Thermomechanical and optical characteristics of nanoquartz‐ and nanozircon‐filled poly(methyl methacrylate) composites

• Published in: Journal of applied polymer science Vol. 139; no. 38
• Main Authors: Hilmi, Allif Rosyidy, Purnamasari, Novita Dwi, Wulandari, Wiwit, Sari, Anisa Indah, Fauziyah, Nur Aini, Asrori, M. Zainul, Pratapa, Suminar
• Format: Journal Article
• Language: English
• Published: Hoboken, USA John Wiley & Sons, Inc 10.10.2022; Wiley Subscription Services, Inc
• Subjects: Composite materials; Degradation; Dynamic mechanical analysis; Fillers; Glass transition temperature; Materials science; nanoquartz and nanozircon fillers; Optical properties; PMMA‐based nanocomposites; Polymers; Polymethyl methacrylate; Quartz; Silicon dioxide; Storage modulus; Thermomechanical properties; thermo‐mechanical and optical properties; Zircon
• ISSN: 0021-8995; 1097-4628
• DOI: 10.1002/app.52923

The thermomechanical and optical properties of poly(methyl methacrylate) (PMMA)/quartz and PMMA/zircon composites at filler content variations of 0, 1, 2.5, and 5 wt% have been studied.
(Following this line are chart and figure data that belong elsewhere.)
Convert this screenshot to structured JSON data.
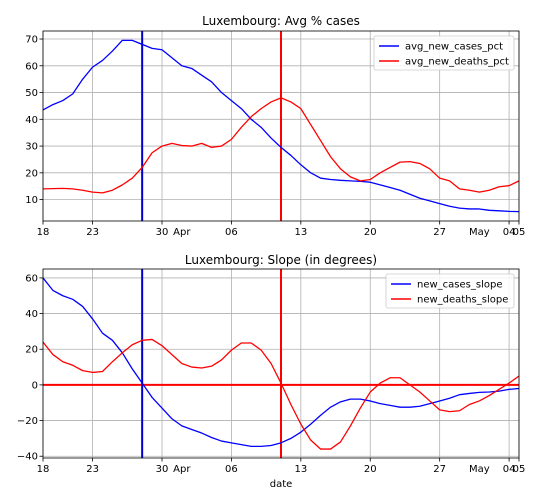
{
  "x_axis_label": "date",
  "x_ticks": [
    {
      "label": "18",
      "day": 0
    },
    {
      "label": "23",
      "day": 5
    },
    {
      "label": "30",
      "day": 12
    },
    {
      "label": "06",
      "day": 19
    },
    {
      "label": "13",
      "day": 26
    },
    {
      "label": "20",
      "day": 33
    },
    {
      "label": "27",
      "day": 40
    },
    {
      "label": "04",
      "day": 47
    },
    {
      "label": "05",
      "day": 48
    }
  ],
  "x_month_labels": [
    {
      "label": "Apr",
      "day": 14
    },
    {
      "label": "May",
      "day": 44
    }
  ],
  "x_range_days": [
    0,
    48
  ],
  "colors": {
    "series_a": "#0000ff",
    "series_b": "#ff0000",
    "grid": "#b0b0b0"
  },
  "chart_data": [
    {
      "type": "line",
      "title": "Luxembourg: Avg % cases",
      "ylim": [
        2,
        73
      ],
      "yticks": [
        10,
        20,
        30,
        40,
        50,
        60,
        70
      ],
      "grid": true,
      "legend_position": "top-right",
      "vlines": [
        {
          "day": 10,
          "color": "#0000cc"
        },
        {
          "day": 24,
          "color": "#ff0000"
        }
      ],
      "hlines": [],
      "series": [
        {
          "name": "avg_new_cases_pct",
          "color": "#0000ff",
          "values": [
            43.5,
            45.5,
            47,
            49.5,
            55,
            59.5,
            62,
            65.5,
            69.5,
            69.5,
            68,
            66.5,
            66,
            63,
            60,
            59,
            56.5,
            54,
            50,
            47,
            44,
            40,
            37,
            33,
            29.5,
            26.5,
            23,
            20,
            18,
            17.5,
            17.2,
            17,
            16.8,
            16.5,
            15.5,
            14.5,
            13.5,
            12,
            10.5,
            9.5,
            8.5,
            7.5,
            6.8,
            6.5,
            6.5,
            6.0,
            5.8,
            5.6,
            5.5
          ]
        },
        {
          "name": "avg_new_deaths_pct",
          "color": "#ff0000",
          "values": [
            14,
            14.1,
            14.2,
            14.0,
            13.5,
            12.8,
            12.5,
            13.5,
            15.5,
            18,
            22,
            27.5,
            30,
            31,
            30.2,
            30,
            31,
            29.5,
            30,
            32.5,
            37,
            41,
            44,
            46.5,
            48,
            46.5,
            44,
            38,
            32,
            26,
            21.5,
            18.5,
            17,
            17.5,
            20,
            22,
            24,
            24.2,
            23.5,
            21.5,
            18,
            17,
            14,
            13.5,
            12.8,
            13.5,
            14.8,
            15.2,
            17
          ]
        }
      ]
    },
    {
      "type": "line",
      "title": "Luxembourg: Slope (in degrees)",
      "ylim": [
        -41,
        65
      ],
      "yticks": [
        -40,
        -20,
        0,
        20,
        40,
        60
      ],
      "grid": true,
      "legend_position": "top-right",
      "vlines": [
        {
          "day": 10,
          "color": "#0000cc"
        },
        {
          "day": 24,
          "color": "#ff0000"
        }
      ],
      "hlines": [
        {
          "value": 0,
          "color": "#ff0000"
        }
      ],
      "series": [
        {
          "name": "new_cases_slope",
          "color": "#0000ff",
          "values": [
            60,
            53,
            50,
            48,
            44,
            37,
            29,
            25,
            18,
            9,
            1,
            -7,
            -13,
            -19,
            -23,
            -25,
            -27,
            -29.5,
            -31.5,
            -32.5,
            -33.5,
            -34.5,
            -34.5,
            -34,
            -32.5,
            -30,
            -26.5,
            -22,
            -17,
            -12.5,
            -9.5,
            -8,
            -8,
            -9,
            -10.5,
            -11.5,
            -12.5,
            -12.5,
            -12,
            -10.5,
            -9,
            -7.5,
            -5.5,
            -4.8,
            -4.2,
            -4,
            -3.5,
            -2.5,
            -2
          ]
        },
        {
          "name": "new_deaths_slope",
          "color": "#ff0000",
          "values": [
            24,
            17,
            13,
            11,
            8,
            7,
            7.5,
            13,
            18,
            22.5,
            25,
            25.5,
            22,
            17,
            12,
            10,
            9.5,
            10.5,
            14,
            19.5,
            23.5,
            23.5,
            19.5,
            12,
            1,
            -11,
            -22,
            -31,
            -36,
            -36,
            -32,
            -23,
            -13,
            -4,
            1,
            4,
            4,
            0,
            -4,
            -9,
            -14,
            -15,
            -14.5,
            -11,
            -9,
            -6,
            -2.5,
            1,
            5
          ]
        }
      ]
    }
  ]
}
The silica quartz and zircon powders were derived from local sands collected from Tanah Laut, South Kalimantan, and Kereng Pangi, Central Kalimantan, Indonesia, respectively. The nanoquartz and nanozircon fillers (herewith were designated as quartz and zircon respectively) were obtained by milling these powders for 15 h. Dynamic mechanical analysis was used to acquire the storage modulus and glass transition temperature as the thermomechanical properties of the PMMA/quartz and PMMA/zircon composites. Meanwhile, the optical properties were determine using ultraviolet–visible spectroscopy. Results indicate that zircon fillers can improve the storage modulus of the composites up to 1.85 times that of PMMA alone. Zircon is more effective than silica in improving the storage modulus of PMMA. Implementing the degradation rate model shows us that all the composites have nearly the same degradation behavior in the glassy region. Moreover, the addition of fillers decreases the band gap energies.